ISRAELE – Missili anche verso Tel Aviv mentre Bibi arriva a New York

Suonano le sirene nel nord d’Israele, tra Haifa e Tiberiade, per le raffiche di razzi di Hezbollah. Suonano anche a Tel Aviv per il missile sparato dagli yemeniti huthi e intercettato dai sistemi di difesa. Da 357 giorni Israele è in guerra, non solo con Hamas, ma anche con gli alleati dei terroristi palestinesi, tutti sostenuti dall’Iran. Lo ricorda in queste ore il primo ministro Benjamin Netanyahu nel suo intervento a New York all’Assemblea generale delle Nazioni Unite. Criticato da Washington per il suo no a un cessate il fuoco con Hezbollah, che peraltro non lo ha mai invocato, Netanyahu ha fatto un mezzo passo indietro. Ha chiarito di condividere l’obiettivo Usa di una tregua che permetta ai residenti del nord d’Israele di tornare alle loro case. «Israele apprezza gli sforzi degli Stati Uniti in questo senso perché il loro ruolo è indispensabile per promuovere la stabilità e la sicurezza nella regione», ha affermato il premier appena sbarcato a New York.

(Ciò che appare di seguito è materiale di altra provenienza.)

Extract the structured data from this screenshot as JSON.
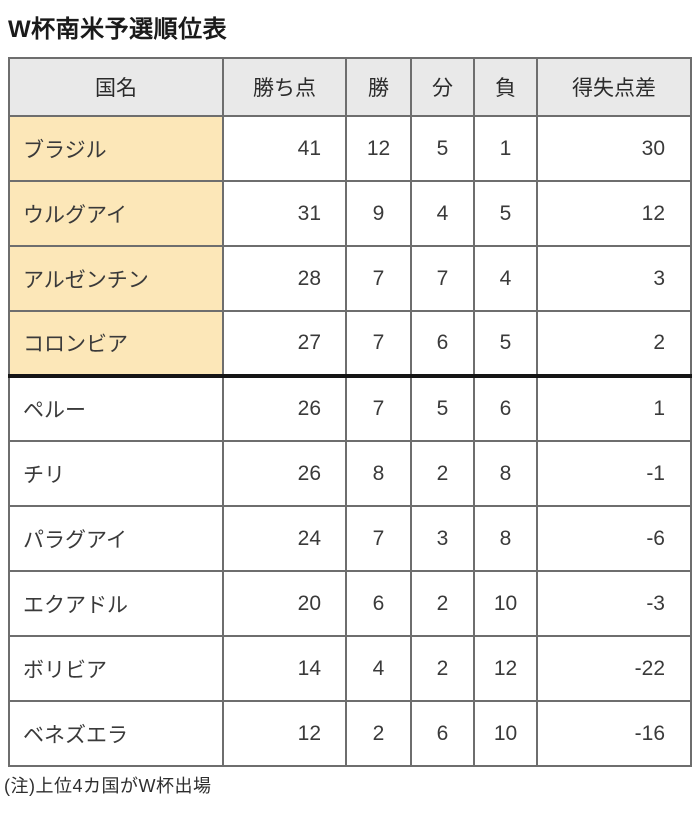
{
  "title": "W杯南米予選順位表",
  "note": "(注)上位4カ国がW杯出場",
  "colors": {
    "qualified_bg": "#fce7b8",
    "header_bg": "#e9e9e9",
    "border": "#6e6e6e",
    "outer_border": "#3a3a3a",
    "cutoff_line": "#151515"
  },
  "table": {
    "columns": [
      "国名",
      "勝ち点",
      "勝",
      "分",
      "負",
      "得失点差"
    ],
    "qualified_count": 4,
    "rows": [
      {
        "country": "ブラジル",
        "points": "41",
        "win": "12",
        "draw": "5",
        "loss": "1",
        "gd": "30"
      },
      {
        "country": "ウルグアイ",
        "points": "31",
        "win": "9",
        "draw": "4",
        "loss": "5",
        "gd": "12"
      },
      {
        "country": "アルゼンチン",
        "points": "28",
        "win": "7",
        "draw": "7",
        "loss": "4",
        "gd": "3"
      },
      {
        "country": "コロンビア",
        "points": "27",
        "win": "7",
        "draw": "6",
        "loss": "5",
        "gd": "2"
      },
      {
        "country": "ペルー",
        "points": "26",
        "win": "7",
        "draw": "5",
        "loss": "6",
        "gd": "1"
      },
      {
        "country": "チリ",
        "points": "26",
        "win": "8",
        "draw": "2",
        "loss": "8",
        "gd": "-1"
      },
      {
        "country": "パラグアイ",
        "points": "24",
        "win": "7",
        "draw": "3",
        "loss": "8",
        "gd": "-6"
      },
      {
        "country": "エクアドル",
        "points": "20",
        "win": "6",
        "draw": "2",
        "loss": "10",
        "gd": "-3"
      },
      {
        "country": "ボリビア",
        "points": "14",
        "win": "4",
        "draw": "2",
        "loss": "12",
        "gd": "-22"
      },
      {
        "country": "ベネズエラ",
        "points": "12",
        "win": "2",
        "draw": "6",
        "loss": "10",
        "gd": "-16"
      }
    ]
  }
}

Della sua delegazione fanno parte sei parenti di ostaggi, tra cui il padre di Yonatan Samerano, rapito il 7 ottobre con la collaborazione di un dipendente dell’Unrwa. Un segnale, scrivono i media locali, che Israele non ha dimenticato i 101 ostaggi ancora in mano a Hamas, anche se ora il fronte più caldo è il nord. «Continuiamo a colpire Hezbollah con piena forza. E non ci fermeremo finché non avremo raggiunto tutti i nostri obiettivi», ha affermato il premier. In patria gli alleati di governo dell’ultra destra minacciano l’uscita dalla coalizione in caso di tregua con Hezbollah. Una replica di quanto accaduto nei mesi scorsi per la possibile intesa a Gaza con Hamas. Una soluzione che diverse famiglie di ostaggi chiedono ancora adesso. «L’impasse nei negoziati è il risultato diretto della condotta fallimentare del primo ministro e della sua scelta di cedere alle richieste della coalizione», ha accusato Ofri Bibas, sorella di Yarden, rapita insieme ai figli e al marito il 7 ottobre dal kibbutz di Nir Oz. «Per quanto mi riguarda il viaggio di Netanyahu (a New York) dovrebbe avere il solo scopo di promuovere un cessate il fuoco al nord e un piano per il ritorno di tutti i rapiti. Qualsiasi altra dichiarazione significa abbandonarli e sacrificarli». Tra chi ha scelto di seguire Netanyahu a New York c’è invece Sharon Sharabi. Due suoi fratelli sono stati rapiti, Eli e Yossi. Il secondo si ritiene sia morto in prigionia, il primo invece dovrebbe essere ancora vivo. «Ho accettato l’invito del primo ministro a seguirlo alle Nazioni Unit, per assicurarmi che nel suo discorso non dimentichi i rapiti, e che lavori giorno e notte notte per il loro ritorno. Per me questa è l’ultima possibilità di salvarli», ha dichiarato a Maariv Sharabi. «Quando il premier mi ha stretto la mano», ha aggiunto, «gli ho chiesto di immaginare che fosse la mano di un ostaggio tesa verso di lui dai tunnel di Gaza da un anno intero. Ho ribadito: “Non devi lasciarli, si fidano di te”. Lui mi ha risposto: “Ci lavoro 24 ore su 24”».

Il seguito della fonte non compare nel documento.